I'll think of a suitable prize for the person who provides the best simplification.
Eric Hunter, Cook
School of light rail
Draft Environmental Statement framers conceivably display a degree of levity in suggesting Canberrans will need schooling "to interact with the light rail" (Canberrans 'will need light rail safety lessons', Sunday CT, June 21, p3).
Temporal attitudes laud individualism. Red-tape is to be abolished. Regulations are to be emasculated or eliminated. The "nanny state" is widely discredited and regarded as anachronistic, except, that is, when it provides hand-outs!
Experience the challenge! Would framers of the Environmental Statement suggest that Canberrans undergo re-education courses to assist in dealing with the new urban hazard, and until deemed proficient in the art of dodging speeding trams, wear "L" plates?
Tram-awareness courses could provide a new growth industry: how to buy tickets, enter and exit trams, avoid jamming high heels in track joints, seating etiquette.
Lest education fail, some may wish to extend personal injury insurance to cover being struck by trams! Tram offshoot business opportunities seem only limited by imagination.
Albert M.White, Queanbeyan
Ian Warden and the groovier-than-thou brigade (see Marion Lieba, Letters, June 21, p18) like to lump the Gungahlin tram in with the arboretum and public art as examples of imaginative planning.

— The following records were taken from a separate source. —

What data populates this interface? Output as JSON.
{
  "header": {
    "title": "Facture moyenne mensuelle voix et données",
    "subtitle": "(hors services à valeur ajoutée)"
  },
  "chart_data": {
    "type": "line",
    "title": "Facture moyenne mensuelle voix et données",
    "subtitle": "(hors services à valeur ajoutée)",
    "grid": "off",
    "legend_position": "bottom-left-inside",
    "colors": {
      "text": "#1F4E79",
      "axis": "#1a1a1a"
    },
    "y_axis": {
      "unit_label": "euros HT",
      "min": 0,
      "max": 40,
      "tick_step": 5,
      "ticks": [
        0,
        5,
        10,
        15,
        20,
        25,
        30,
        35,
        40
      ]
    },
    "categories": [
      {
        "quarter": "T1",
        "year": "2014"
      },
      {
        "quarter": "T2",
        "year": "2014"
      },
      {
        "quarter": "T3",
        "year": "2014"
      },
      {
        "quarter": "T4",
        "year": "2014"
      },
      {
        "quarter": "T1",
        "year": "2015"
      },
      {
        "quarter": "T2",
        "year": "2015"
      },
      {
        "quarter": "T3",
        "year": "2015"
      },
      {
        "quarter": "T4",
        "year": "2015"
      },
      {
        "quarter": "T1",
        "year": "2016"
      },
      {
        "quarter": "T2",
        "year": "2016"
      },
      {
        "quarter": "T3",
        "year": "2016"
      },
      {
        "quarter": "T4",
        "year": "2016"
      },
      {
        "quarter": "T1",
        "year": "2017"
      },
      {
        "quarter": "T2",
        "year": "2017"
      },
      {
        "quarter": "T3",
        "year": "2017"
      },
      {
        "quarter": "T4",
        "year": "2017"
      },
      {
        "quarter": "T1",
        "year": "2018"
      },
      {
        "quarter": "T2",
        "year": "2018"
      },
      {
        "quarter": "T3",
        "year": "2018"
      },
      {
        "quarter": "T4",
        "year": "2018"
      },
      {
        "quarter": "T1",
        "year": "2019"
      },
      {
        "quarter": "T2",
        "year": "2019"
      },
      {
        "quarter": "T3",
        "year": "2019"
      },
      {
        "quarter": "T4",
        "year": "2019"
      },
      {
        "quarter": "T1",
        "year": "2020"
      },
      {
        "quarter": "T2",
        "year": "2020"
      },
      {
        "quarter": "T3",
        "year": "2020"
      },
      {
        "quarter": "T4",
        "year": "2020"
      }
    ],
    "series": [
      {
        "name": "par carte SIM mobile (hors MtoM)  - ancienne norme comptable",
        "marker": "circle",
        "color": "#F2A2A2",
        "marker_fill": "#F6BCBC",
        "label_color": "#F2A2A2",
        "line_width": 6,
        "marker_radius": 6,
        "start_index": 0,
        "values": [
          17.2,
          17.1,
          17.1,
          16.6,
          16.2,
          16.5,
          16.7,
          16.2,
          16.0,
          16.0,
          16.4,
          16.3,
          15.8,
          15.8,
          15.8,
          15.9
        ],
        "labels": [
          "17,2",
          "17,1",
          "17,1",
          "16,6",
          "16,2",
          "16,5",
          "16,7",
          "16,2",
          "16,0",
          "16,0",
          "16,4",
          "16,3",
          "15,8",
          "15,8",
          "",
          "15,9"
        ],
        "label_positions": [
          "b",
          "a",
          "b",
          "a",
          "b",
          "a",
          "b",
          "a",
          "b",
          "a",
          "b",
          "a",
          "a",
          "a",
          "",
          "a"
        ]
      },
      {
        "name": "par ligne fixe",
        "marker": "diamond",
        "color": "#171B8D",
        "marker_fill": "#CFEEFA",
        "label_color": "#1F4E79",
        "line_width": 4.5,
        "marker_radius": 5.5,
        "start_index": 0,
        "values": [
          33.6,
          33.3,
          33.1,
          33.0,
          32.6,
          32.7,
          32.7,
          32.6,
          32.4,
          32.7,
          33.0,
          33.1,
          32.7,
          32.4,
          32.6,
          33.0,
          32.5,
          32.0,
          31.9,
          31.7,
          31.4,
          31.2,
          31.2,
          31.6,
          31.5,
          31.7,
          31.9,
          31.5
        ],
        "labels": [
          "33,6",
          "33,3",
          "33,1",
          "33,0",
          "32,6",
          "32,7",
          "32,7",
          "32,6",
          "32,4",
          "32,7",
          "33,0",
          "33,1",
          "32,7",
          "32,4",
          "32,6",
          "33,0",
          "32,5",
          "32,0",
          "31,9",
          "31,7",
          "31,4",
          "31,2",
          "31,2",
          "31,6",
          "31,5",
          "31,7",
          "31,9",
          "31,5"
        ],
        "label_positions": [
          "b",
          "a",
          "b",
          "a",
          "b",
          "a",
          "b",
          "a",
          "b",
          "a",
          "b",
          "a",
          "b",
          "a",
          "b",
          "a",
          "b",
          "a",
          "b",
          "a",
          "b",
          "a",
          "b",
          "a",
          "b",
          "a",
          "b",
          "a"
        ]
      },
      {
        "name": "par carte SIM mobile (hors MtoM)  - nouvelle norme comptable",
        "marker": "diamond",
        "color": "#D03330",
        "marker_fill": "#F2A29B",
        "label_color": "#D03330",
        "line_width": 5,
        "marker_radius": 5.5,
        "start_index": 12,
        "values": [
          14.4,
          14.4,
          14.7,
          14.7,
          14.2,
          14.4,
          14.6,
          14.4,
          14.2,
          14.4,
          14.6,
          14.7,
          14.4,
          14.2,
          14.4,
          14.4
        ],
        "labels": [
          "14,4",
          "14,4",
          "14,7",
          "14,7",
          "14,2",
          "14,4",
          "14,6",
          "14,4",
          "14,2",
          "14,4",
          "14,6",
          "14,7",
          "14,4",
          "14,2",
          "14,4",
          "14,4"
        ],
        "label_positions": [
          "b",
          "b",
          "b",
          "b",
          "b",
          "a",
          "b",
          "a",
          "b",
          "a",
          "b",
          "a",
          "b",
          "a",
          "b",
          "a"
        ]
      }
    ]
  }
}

They say you can decide the worth of the complex project on first principles, based on what kind of person you are: an optimistic, positive arboretum/art lover or a penny-pinching, naysaying, change-fearer.
I like the public art and supported it. But arboretum/art ideas cost less than 10percent of the tram folly.

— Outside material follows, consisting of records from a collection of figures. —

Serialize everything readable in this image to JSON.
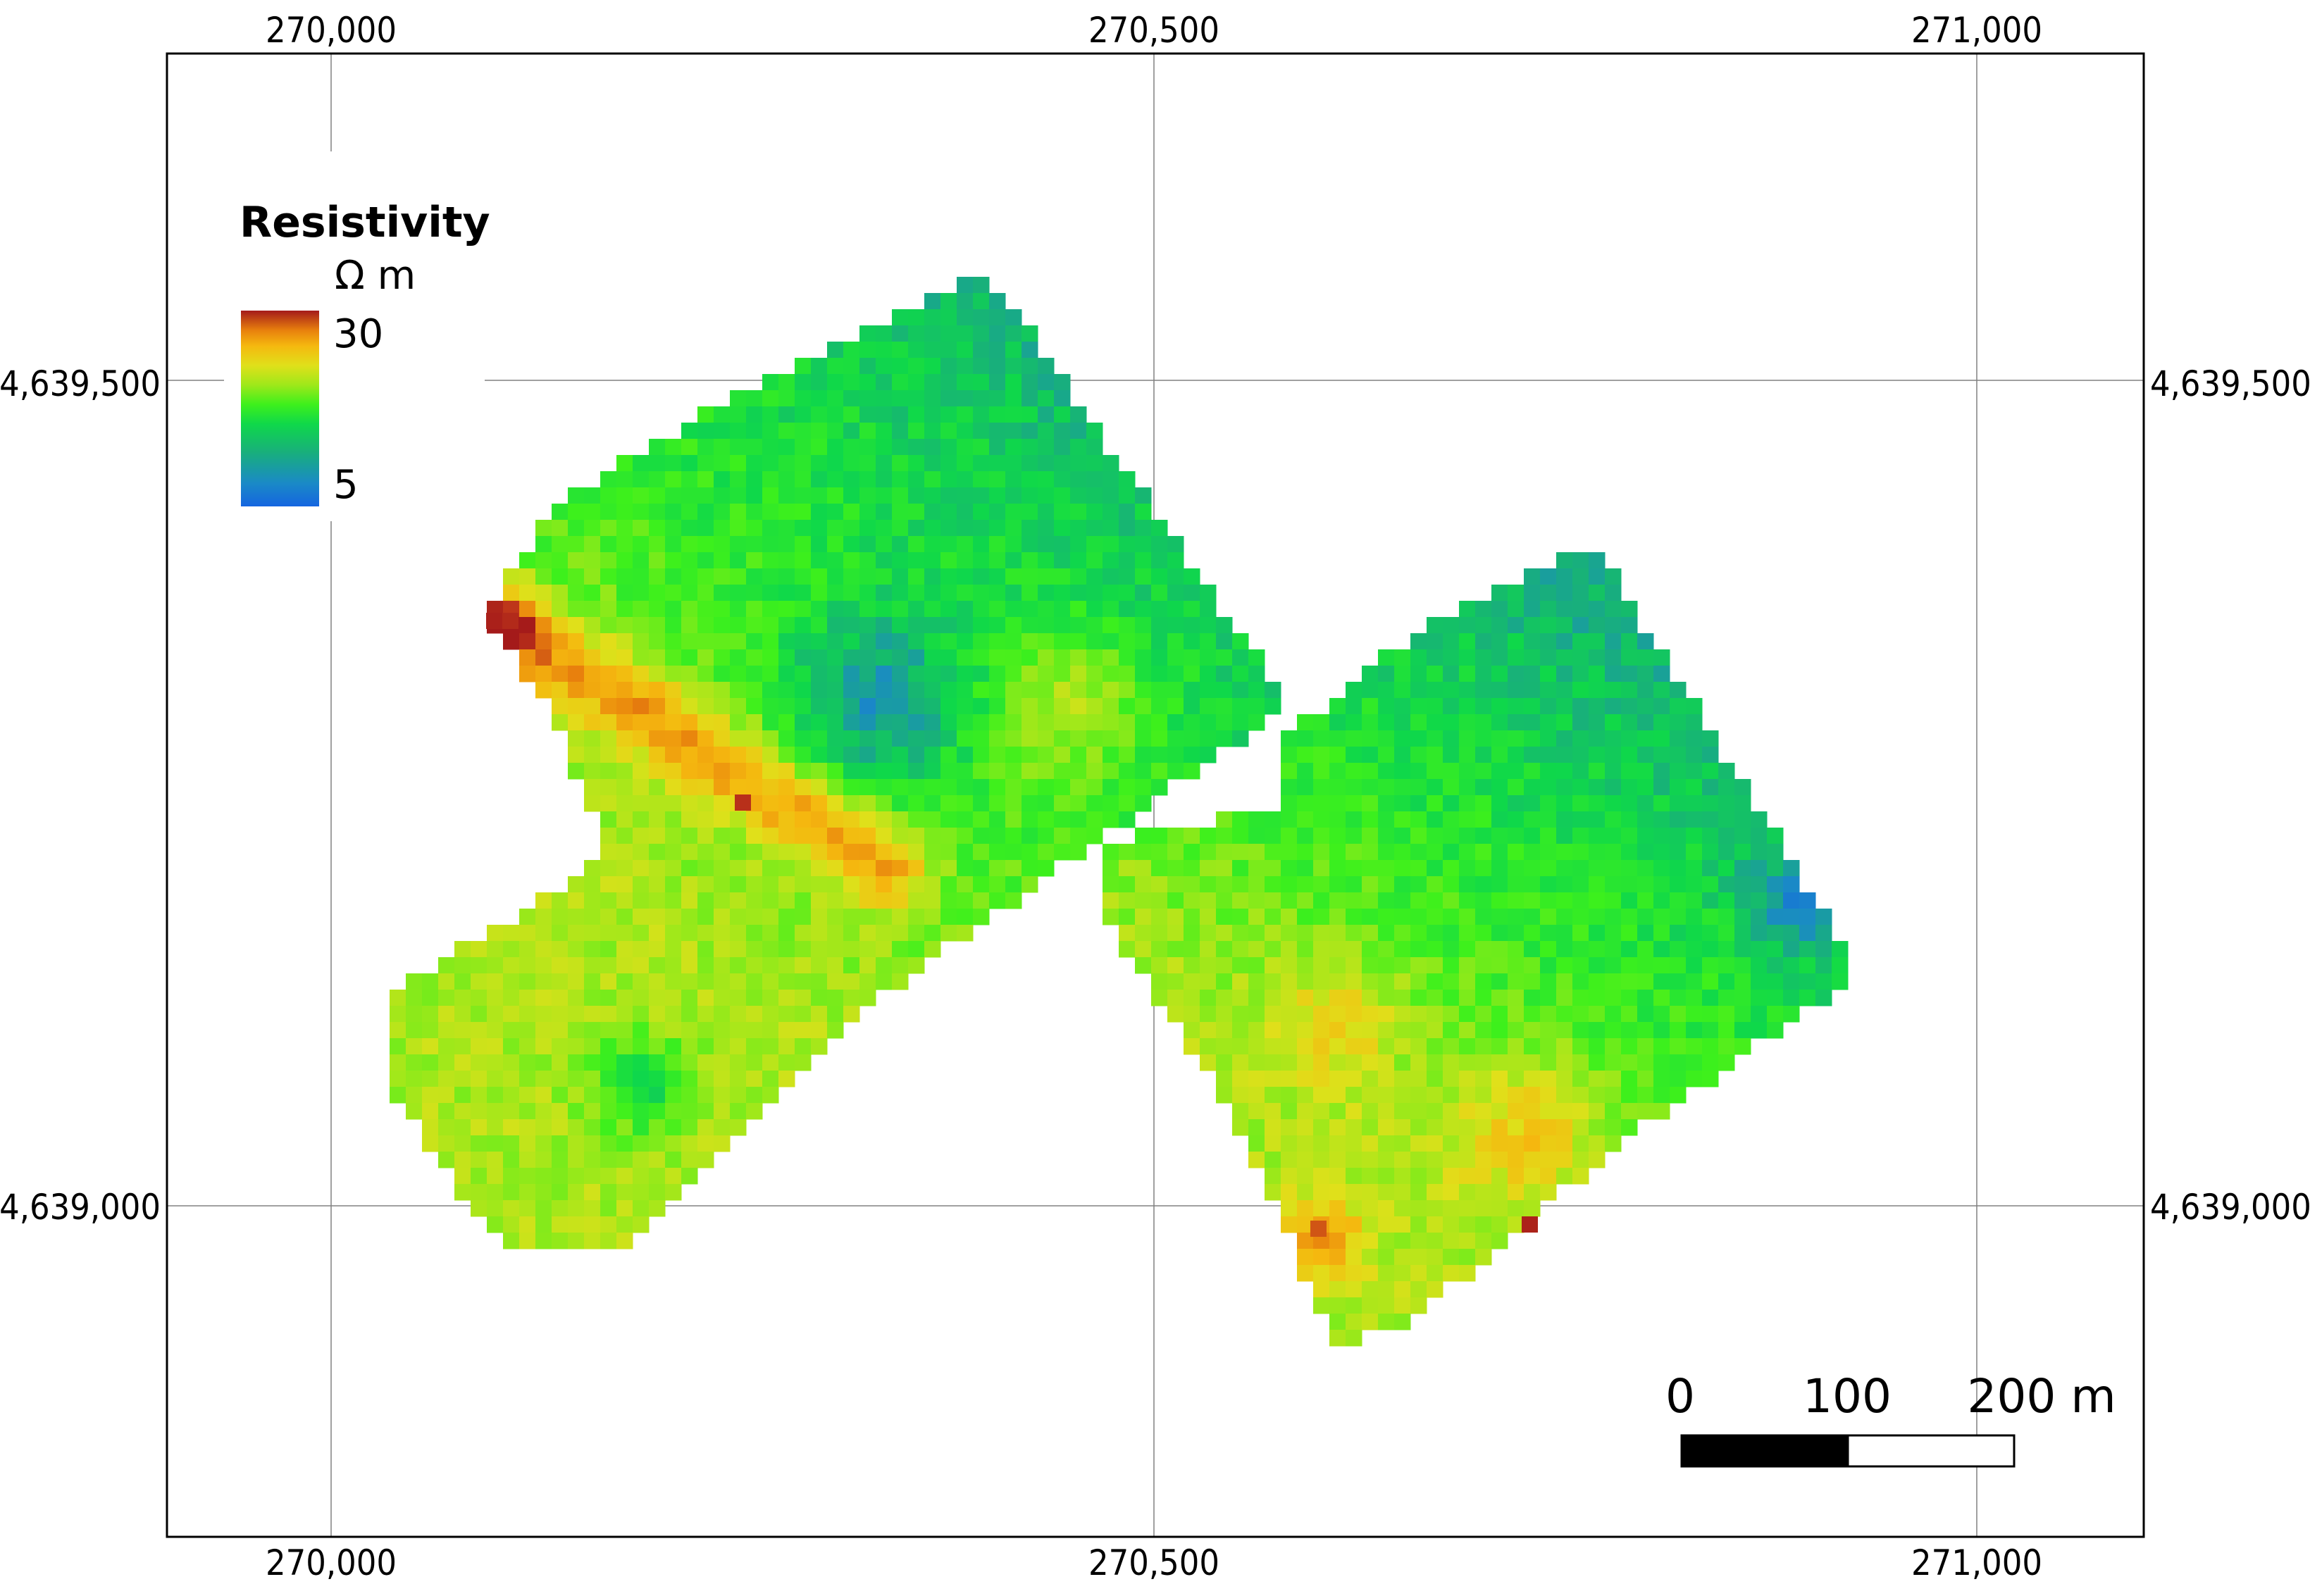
{
  "map": {
    "x_ticks": [
      "270,000",
      "270,500",
      "271,000"
    ],
    "y_ticks": [
      "4,639,500",
      "4,639,000"
    ],
    "x_tick_values": [
      270000,
      270500,
      271000
    ],
    "y_tick_values": [
      4639500,
      4639000
    ],
    "frame_color": "#000000",
    "grid_color": "#808080"
  },
  "legend": {
    "title": "Resistivity",
    "unit": "Ω m",
    "max_label": "30",
    "min_label": "5",
    "max_value": 30,
    "min_value": 5,
    "colormap": [
      "#1565e0",
      "#1a8ac6",
      "#18b07a",
      "#0fd84a",
      "#3df01c",
      "#9ee81a",
      "#e0e01a",
      "#f5b80f",
      "#e8800d",
      "#c0391a",
      "#a41a1a"
    ]
  },
  "scalebar": {
    "labels": [
      "0",
      "100",
      "200 m"
    ],
    "values_m": [
      0,
      100,
      200
    ]
  }
}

To get some Gungahlians down Northbourne in a slightly groovier way will, using historical Canberra cost-escalation, see we ratepayers (how much did yours rise recently?) replant our entry-road with little sticks and service a loan of $1billion-plus indefinitely. Lunacy.
Michael Jordan, Gowrie
Paul Bowler (Letters, June 21) has written a sad letter. He attempts to counter the observation made by Ian Warden (June 14) on the negativity of some Canberrans with a personal attack. However, he does point out the reason why there are opponents to light rail. The opponents simplify the light rail investment by saying it is only being built to solve a rush-hour traffic problem.
Paul, and other opponents of light rail, solving rush-hour traffic is only one of the reasons for constructing light rail.

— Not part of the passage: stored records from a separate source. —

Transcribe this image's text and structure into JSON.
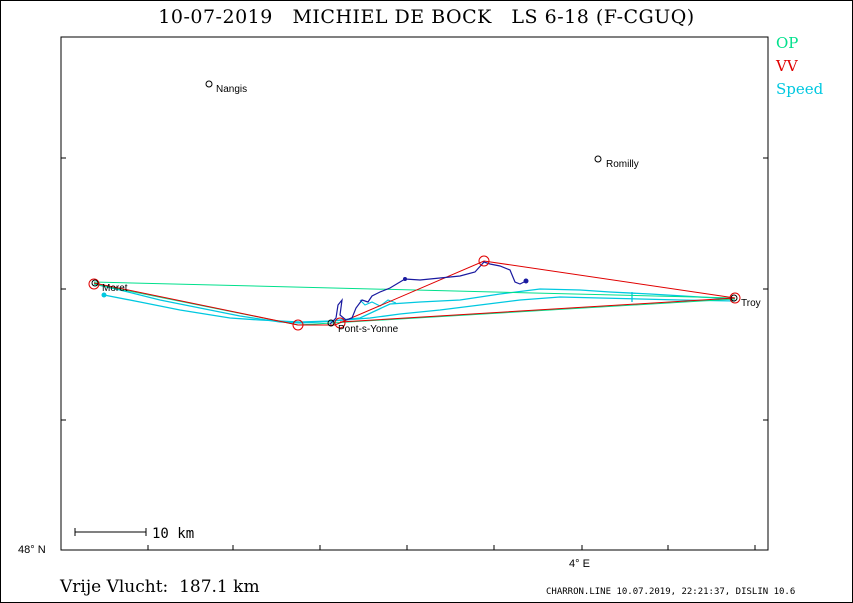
{
  "title": "10-07-2019   MICHIEL DE BOCK   LS 6-18 (F-CGUQ)",
  "legend": [
    {
      "label": "OP",
      "color": "#00e08c"
    },
    {
      "label": "VV",
      "color": "#e00000"
    },
    {
      "label": "Speed",
      "color": "#00c8e0"
    }
  ],
  "towns": [
    "Nangis",
    "Romilly",
    "Moret",
    "Pont-s-Yonne",
    "Troy"
  ],
  "scale_label": "10 km",
  "axis": {
    "lat_label": "48° N",
    "lon_label": "4° E"
  },
  "footer": {
    "distance": "Vrije Vlucht:  187.1 km",
    "software": "CHARRON.LINE 10.07.2019, 22:21:37, DISLIN 10.6"
  },
  "colors": {
    "track": "#1a1aa0",
    "op": "#00e08c",
    "vv": "#e00000",
    "speed": "#00c8e0"
  }
}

Other reasons are that it helps make ACTION buses viable, it increases the land utilisation and hence value along the route, it makes the Gungahlin Town Centre a realistic alternative for office accommodation to Civic, it enables better use of the Epic area, and it is an important part of revitalising all the town centres through a whole-of-Canberra integrated transport system.
The opponents of light rail, concerned about cost, would be better occupied thinking positively and start asking to be given an opportunity to invest in light rail. The government can fund the construction so that everyone in the ACT can benefit from the increase in value of the land along the route. Extending the system to Tuggeranong and other town centres would revitalise them. Funded appropriately, we can all share in the increase in value this will bring.